Jimmy Lin named 2024 Fellow of the ACL

Friday, December 13, 2024

Professor Jimmy Lin has been named a 2024 Fellow of the Association for Computational Linguistics in recognition of his significant contributions to question answering and information retrieval.

Established in 2011 by the Association for Computational Linguistics, ACL fellowships are conferred annually to members whose contributions to the field have been extraordinary through their scientific and technical excellence, service to the association and the community, along with broader educational and outreach activities.

“Congratulations to Jimmy on being named a Fellow of ACL,” said Raouf Boutaba, University Professor and Director of the Cheriton School of Computer Science. “He is one of only nine computer scientists worldwide in 2024 and the first ever from the University of Waterloo to receive this distinction. This recognition also marks the third time Jimmy’s research in natural language processing and information retrieval has been honoured.
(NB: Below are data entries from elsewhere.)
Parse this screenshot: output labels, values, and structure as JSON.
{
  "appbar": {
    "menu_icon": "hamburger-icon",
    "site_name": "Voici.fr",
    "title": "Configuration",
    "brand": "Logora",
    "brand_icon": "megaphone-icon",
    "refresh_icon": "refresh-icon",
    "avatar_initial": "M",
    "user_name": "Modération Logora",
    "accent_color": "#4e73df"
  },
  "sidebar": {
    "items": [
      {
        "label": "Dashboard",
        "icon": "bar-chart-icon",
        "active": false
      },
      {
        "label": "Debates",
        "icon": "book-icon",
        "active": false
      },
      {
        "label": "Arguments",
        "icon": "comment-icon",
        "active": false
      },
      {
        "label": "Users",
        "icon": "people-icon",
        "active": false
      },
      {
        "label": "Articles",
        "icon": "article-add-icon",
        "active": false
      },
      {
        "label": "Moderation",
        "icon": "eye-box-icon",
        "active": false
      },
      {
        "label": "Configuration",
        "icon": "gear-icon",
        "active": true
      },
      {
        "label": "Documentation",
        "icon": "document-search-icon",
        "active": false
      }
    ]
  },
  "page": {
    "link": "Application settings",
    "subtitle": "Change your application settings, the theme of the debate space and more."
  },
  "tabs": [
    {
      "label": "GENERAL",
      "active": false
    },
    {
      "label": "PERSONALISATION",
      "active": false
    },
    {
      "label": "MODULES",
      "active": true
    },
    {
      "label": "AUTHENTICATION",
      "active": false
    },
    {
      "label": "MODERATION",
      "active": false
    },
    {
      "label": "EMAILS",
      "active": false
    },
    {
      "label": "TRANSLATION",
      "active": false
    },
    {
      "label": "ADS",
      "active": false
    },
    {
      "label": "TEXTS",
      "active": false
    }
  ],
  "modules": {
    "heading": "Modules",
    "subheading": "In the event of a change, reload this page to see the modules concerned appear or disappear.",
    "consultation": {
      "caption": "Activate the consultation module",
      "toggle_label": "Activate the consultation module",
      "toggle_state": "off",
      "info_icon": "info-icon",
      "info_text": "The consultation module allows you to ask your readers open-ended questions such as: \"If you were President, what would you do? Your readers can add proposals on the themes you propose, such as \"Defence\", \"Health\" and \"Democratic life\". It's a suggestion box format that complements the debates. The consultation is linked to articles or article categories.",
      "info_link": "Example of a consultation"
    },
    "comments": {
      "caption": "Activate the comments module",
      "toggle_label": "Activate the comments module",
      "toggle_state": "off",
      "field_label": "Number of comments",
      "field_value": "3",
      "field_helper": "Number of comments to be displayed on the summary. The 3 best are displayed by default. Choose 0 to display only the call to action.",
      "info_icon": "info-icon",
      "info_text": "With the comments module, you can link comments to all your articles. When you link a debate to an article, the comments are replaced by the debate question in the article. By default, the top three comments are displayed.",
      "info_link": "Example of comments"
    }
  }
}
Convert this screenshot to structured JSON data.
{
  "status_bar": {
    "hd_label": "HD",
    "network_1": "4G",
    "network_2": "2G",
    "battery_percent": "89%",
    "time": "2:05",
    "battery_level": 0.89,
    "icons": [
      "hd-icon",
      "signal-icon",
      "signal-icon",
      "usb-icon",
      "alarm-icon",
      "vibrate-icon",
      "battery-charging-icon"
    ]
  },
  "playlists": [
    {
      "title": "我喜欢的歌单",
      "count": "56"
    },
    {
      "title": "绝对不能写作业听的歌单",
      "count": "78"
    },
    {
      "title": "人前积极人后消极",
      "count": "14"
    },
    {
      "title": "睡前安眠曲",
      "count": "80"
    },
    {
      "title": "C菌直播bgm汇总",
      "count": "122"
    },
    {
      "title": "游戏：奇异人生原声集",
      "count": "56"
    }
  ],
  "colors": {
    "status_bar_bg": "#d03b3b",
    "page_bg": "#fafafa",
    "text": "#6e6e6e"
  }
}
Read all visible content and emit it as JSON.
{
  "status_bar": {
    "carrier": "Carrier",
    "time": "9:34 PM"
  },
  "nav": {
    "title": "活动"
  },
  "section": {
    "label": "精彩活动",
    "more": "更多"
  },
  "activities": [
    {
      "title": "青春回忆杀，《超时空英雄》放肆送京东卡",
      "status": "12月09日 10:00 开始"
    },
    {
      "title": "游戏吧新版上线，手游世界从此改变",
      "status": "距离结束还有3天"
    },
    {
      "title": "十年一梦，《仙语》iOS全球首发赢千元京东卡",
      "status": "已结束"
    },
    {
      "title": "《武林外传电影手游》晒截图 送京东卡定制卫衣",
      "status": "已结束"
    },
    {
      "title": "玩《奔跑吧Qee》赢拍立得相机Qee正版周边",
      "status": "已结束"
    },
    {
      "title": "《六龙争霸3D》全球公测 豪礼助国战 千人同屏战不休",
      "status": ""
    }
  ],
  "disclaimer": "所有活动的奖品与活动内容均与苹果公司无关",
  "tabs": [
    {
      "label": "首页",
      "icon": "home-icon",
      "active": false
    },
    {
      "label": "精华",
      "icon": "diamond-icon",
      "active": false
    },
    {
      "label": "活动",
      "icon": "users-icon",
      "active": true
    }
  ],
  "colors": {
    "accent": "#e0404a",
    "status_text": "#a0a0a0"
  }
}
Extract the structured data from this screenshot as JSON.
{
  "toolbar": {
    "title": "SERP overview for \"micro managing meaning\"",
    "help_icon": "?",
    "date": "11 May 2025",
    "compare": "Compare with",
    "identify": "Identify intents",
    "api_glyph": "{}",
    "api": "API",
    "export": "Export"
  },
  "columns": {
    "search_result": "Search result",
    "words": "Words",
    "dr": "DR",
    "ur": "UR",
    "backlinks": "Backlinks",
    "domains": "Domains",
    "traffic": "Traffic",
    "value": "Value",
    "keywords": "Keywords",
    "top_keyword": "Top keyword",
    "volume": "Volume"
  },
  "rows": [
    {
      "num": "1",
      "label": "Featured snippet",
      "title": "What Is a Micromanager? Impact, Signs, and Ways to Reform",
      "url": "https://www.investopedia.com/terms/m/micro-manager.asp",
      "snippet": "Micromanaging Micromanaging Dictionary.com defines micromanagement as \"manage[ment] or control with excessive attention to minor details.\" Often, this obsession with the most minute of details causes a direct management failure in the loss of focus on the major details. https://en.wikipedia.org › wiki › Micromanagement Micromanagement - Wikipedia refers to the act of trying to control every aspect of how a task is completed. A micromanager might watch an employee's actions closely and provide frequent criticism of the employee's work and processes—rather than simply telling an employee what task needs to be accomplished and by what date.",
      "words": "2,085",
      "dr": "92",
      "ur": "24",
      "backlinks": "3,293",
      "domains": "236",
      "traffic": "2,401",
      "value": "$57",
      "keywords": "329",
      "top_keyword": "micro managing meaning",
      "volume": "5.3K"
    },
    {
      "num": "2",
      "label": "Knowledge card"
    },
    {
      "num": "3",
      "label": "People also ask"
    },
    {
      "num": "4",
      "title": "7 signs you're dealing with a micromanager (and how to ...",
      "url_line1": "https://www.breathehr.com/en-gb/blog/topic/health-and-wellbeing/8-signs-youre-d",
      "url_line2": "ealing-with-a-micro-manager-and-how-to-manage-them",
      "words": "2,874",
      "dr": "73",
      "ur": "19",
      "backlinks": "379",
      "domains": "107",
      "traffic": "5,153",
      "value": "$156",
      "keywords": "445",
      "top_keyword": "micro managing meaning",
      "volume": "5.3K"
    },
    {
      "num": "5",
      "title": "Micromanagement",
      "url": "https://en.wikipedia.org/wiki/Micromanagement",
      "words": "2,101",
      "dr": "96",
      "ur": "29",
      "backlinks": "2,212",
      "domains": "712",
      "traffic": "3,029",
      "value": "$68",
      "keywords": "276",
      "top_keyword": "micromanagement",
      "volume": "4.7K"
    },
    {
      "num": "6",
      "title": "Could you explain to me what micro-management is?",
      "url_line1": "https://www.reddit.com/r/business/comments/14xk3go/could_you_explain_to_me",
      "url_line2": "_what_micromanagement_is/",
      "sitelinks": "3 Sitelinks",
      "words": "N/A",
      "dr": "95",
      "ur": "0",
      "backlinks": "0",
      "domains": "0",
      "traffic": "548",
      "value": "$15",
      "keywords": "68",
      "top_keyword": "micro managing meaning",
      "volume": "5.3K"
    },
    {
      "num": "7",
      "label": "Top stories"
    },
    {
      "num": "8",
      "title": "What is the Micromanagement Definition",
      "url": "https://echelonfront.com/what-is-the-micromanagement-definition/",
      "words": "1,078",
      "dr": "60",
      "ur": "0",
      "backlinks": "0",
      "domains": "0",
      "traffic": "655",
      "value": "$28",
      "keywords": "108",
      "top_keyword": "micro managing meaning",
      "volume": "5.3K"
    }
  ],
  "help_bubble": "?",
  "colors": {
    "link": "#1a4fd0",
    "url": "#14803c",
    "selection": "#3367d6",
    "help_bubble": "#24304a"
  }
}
He was named a 2022 Fellow of the Association for Computing Machinery for his contributions to question answering, information retrieval, and natural language processing, as well as being inducted into the SIGIR Academy in 2023 for his significant, cumulative contributions to developing the field of information retrieval.”

Jimmy Lin at the Waterloo AI workshop on generative AI in the classroom

Professor Jimmy Lin is a Cheriton Chair at Waterloo’s Cheriton School of Computer Science, a prestigious position held by senior researchers who conduct transformational work. He also serves as the Chief Scientist of Primal, a Waterloo-based company focused on building enterprise-grade AI solutions that exploit the best of what neural networks and knowledge graphs have to offer. Previously, he was the Chief Scientist of RSVP, a Waterloo-based startup that builds deep natural language understanding technologies to facilitate seamless dialogues between users and systems.

Since 2021, Professor Lin has been the co-director of the Waterloo Data and Artificial Intelligence Institute, which aims to promote cross-disciplinary research at the frontiers of artificial intelligence and its applications across all faculties at Waterloo.

About Professor Lin’s research

For more than 25 years, Professor Lin has connected users with relevant information by exploring the intersection of natural language processing and information retrieval. In the mid-1990s, when he began working on question answering (QA) systems, these early technologies could already respond to natural language questions such as ‘When was Albert Einstein born?’ — instead of forcing users to sift through a bunch of links to find relevant information.

“With ChatGPT and other large language models, this is of course no big deal today,” Professor Lin says, “but these capabilities that we now take for granted can trace their intellectual lineage back several decades.”

Access to information is a fundamental human right, Professor Lin says. The Universal Declaration of Human Rights by the United Nations articulates that everyone has the right “to seek, receive and impart information and ideas through any media and regardless of frontiers.” To this end, Professor Lin has devoted his career to developing technological capabilities, including search, question answering, summarization, recommendation, and other forms of information access, to promote these ideals.

Over the years, Professor Lin has worked on systems specifically designed for diverse populations, ranging from lay searchers of the web to specialists, including medical doctors, historians, and data scientists. More recently, his work has explored multilingual information access, focusing on low-resource languages that have received little attention from researchers, along with multimodal information access, enabling search across both text and images.

Beyond his research, Professor Lin tirelessly promotes the adoption of generative AI technology in all sectors of the economy, helping organizations realize its transformative potential. “The impact of large language models will be no less than the invention of the steam engine,” Professor Lin says. He is also passionate about AI literacy and equipping all citizens with the necessary skillset to navigate this emerging AI world, starting with K-12 education. While he expresses concerns about many aspects of AI deployments and endorses the necessity of safeguards, Professor Lin is optimistic about the future at the dawn of this new AI era.